NOTE: Before switching to a different mode always stop the current application stack by running:

helm uninstall vss -n <your-namespace>

Use Case 1: Video Summary Only#

Deploy the Video Summary application:

helm install vss . -f summary_override.yaml -n <your-namespace>

Note delete the chart for installing the chart in other modes helm uninstall vss -n <your-namespace>

Replace <your-namespace> with your desired Kubernetes namespace.

Note: If your namespace doesn’t exist yet, create it with kubectl create namespace <your-namespace> before running the helm install command.

Sub Use Case 1: Video Summary with OVMS#

If you want to use OVMS for LLM Summarization, deploy with the OVMS override values:

helm install vss . -f summary_override.yaml -f ovms_override.yaml -n <your-namespace>

Note: When deploying OVMS, the OVMS service may take more time to start due to model conversion.

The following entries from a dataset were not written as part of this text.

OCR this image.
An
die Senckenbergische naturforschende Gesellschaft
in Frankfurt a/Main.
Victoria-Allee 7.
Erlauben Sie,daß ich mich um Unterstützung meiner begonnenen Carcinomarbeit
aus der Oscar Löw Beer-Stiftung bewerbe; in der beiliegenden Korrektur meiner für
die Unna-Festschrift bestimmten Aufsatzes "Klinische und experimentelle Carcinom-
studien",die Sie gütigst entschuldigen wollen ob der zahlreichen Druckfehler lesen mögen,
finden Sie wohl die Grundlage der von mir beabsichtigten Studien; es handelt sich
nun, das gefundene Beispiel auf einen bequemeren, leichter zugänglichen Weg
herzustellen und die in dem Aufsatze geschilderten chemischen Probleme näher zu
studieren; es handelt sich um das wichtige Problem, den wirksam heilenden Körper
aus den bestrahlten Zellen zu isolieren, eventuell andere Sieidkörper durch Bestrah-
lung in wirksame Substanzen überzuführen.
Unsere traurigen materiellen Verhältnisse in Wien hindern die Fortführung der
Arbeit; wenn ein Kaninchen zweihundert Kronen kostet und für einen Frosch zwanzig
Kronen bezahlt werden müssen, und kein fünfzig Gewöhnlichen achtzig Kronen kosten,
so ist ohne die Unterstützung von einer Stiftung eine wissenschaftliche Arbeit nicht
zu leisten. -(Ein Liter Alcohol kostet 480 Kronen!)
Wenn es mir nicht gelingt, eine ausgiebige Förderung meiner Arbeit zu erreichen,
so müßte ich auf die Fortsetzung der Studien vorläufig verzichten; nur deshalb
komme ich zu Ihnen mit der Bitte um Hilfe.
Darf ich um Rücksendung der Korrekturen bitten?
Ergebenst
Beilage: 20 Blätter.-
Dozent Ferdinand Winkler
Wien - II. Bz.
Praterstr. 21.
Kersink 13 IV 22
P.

Use Case 2: Video Search Only#

To deploy only the Video Search functionality, use the search override values:

helm install vss . -f search_override.yaml -n <your-namespace>

Step 6: Verify the Deployment#

Check the status of the deployed resources to ensure everything is running correctly:

kubectl get pods -n <your-namespace>
kubectl get services -n <your-namespace>

Ensure all pods are in the “Running” state before proceeding.

Step 7: Retrieving the Service Endpoint (NodePort and NodeIP)#

To access the vss-nginx service running in your Kubernetes cluster using NodePort, you need to retrieve:

  • NodeIP – The internal IP of a worker node.

  • NodePort – The port exposed by the service (default is 31998 as specified in values.yaml).

Run the following command to get the service URL:

echo "http://$(kubectl get pods -l app=vss-nginx -n <your-namespace> -o jsonpath='{.items[0].status.hostIP}')":<ui-nodeport>

Simply copy and paste the output into your browser to access the Video Summary application UI.

Step 8: Update Helm Dependencies#

If any changes are made to the subcharts, update the Helm dependencies using the following command:

helm dependency update

Step 9: Uninstall Helm chart#

To uninstall the Video Summary Helm chart, use the following command:

helm uninstall vss -n <your-namespace>

Verification#

  • Ensure that all pods are running and the services are accessible.

  • Access the Video Summary application dashboard and verify that it is functioning as expected.

  • Upload a test video to verify that the ingestion, processing, and summary pipeline works correctly.

  • Check that all components (MinIO, PostgreSQL, RabbitMQ, video ingestion, VLM inference, audio analyzer) are functioning properly.

Troubleshooting#

  • If helm is not able to install because nginx is facing port conflicts, please try to increment the port number in global.env.UI_NODEPORT and re-try the helm installation.

  • If you encounter any issues during the deployment process, check the Kubernetes logs for errors:

    kubectl logs <pod-name> -n <your-namespace>
    
  • For component-specific issues:

    • Video ingestion problems: Check the logs of the videoingestion pod

    • VLM inference issues: Check the logs of the vlm-inference-microservice pod

    • Database connection problems: Verify the PostgreSQL pod is running correctly

    • Storage issues: Check the MinIO server status and connectivity

  • If you’re experiencing issues with the Hugging Face API, ensure your API token is valid and properly set in the values.yaml file.